Non traditional cooling technique using Peltier effect for single point boron carbide (B4C) cutting tool doping with titanium carbide (TiC)

Abstract

A single point cutting tool is modeled out of two different materials having desired thermoelectric properties. The tool material used is B4C doped with different compositions of Titanium Carbide. In the present work, three different compositions of B4C doped on both sides of cutting tool made by tungsten carbide. The range of composition of boron carbide (B4C) was selected randomly with 0-12.5%, 0-25.4% and 12.5 – 25.4% of B4C on first half and second half of the cutting tool respectively.
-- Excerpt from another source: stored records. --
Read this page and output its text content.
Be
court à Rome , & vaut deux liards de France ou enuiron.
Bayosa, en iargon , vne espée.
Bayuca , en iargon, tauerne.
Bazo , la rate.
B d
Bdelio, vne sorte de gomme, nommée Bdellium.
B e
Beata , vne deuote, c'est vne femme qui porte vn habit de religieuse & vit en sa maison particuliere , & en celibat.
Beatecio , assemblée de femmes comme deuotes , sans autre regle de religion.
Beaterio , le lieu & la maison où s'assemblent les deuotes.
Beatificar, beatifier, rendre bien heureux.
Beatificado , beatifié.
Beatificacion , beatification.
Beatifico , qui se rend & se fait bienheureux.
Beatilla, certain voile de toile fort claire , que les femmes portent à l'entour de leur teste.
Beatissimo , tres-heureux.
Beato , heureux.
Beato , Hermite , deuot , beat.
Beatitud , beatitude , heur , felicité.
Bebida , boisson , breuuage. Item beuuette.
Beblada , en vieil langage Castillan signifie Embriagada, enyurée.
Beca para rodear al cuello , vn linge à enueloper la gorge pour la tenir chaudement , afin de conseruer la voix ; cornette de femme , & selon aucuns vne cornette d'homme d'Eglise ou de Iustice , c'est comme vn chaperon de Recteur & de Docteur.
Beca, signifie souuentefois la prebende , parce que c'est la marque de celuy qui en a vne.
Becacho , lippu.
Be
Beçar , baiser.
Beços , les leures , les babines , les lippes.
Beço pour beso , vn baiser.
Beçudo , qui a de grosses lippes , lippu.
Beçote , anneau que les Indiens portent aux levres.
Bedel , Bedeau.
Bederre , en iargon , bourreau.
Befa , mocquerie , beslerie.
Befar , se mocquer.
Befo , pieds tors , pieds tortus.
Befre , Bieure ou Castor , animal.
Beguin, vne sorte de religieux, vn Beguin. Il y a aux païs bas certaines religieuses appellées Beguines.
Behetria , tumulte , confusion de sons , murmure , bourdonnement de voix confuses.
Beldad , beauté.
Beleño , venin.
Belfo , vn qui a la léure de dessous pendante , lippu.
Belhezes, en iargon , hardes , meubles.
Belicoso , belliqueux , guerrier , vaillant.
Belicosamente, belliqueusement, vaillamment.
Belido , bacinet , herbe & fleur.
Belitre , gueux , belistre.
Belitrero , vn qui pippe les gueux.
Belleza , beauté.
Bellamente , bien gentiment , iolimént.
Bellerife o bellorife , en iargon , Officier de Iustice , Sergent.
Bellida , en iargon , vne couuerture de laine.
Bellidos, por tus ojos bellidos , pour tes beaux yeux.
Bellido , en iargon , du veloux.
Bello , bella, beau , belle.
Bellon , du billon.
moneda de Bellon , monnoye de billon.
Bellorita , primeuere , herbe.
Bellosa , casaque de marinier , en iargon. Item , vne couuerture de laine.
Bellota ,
The simulation process is done in ANSYS 2020 R2 software, thermal-electric module (TEM) is used. From these studies it is evident that considerable cooling effect is achieved and found to be the lowest temperature of 14.960C is observed for 0-25.4% B4C, 18.790C is observed for 0- 12.5%B4C and 26.730C for 12.5-25.4% B4C at the junction of the materials which is nearer to the cutting tip respectively. Finally it is concluded that one side of cutting tool without any doping and other side with 25.4% B4C doped showed good results which observed by conducting number of simulations at different levels of iterations for B4C doped titanium carbide cutting tool used in turning operation.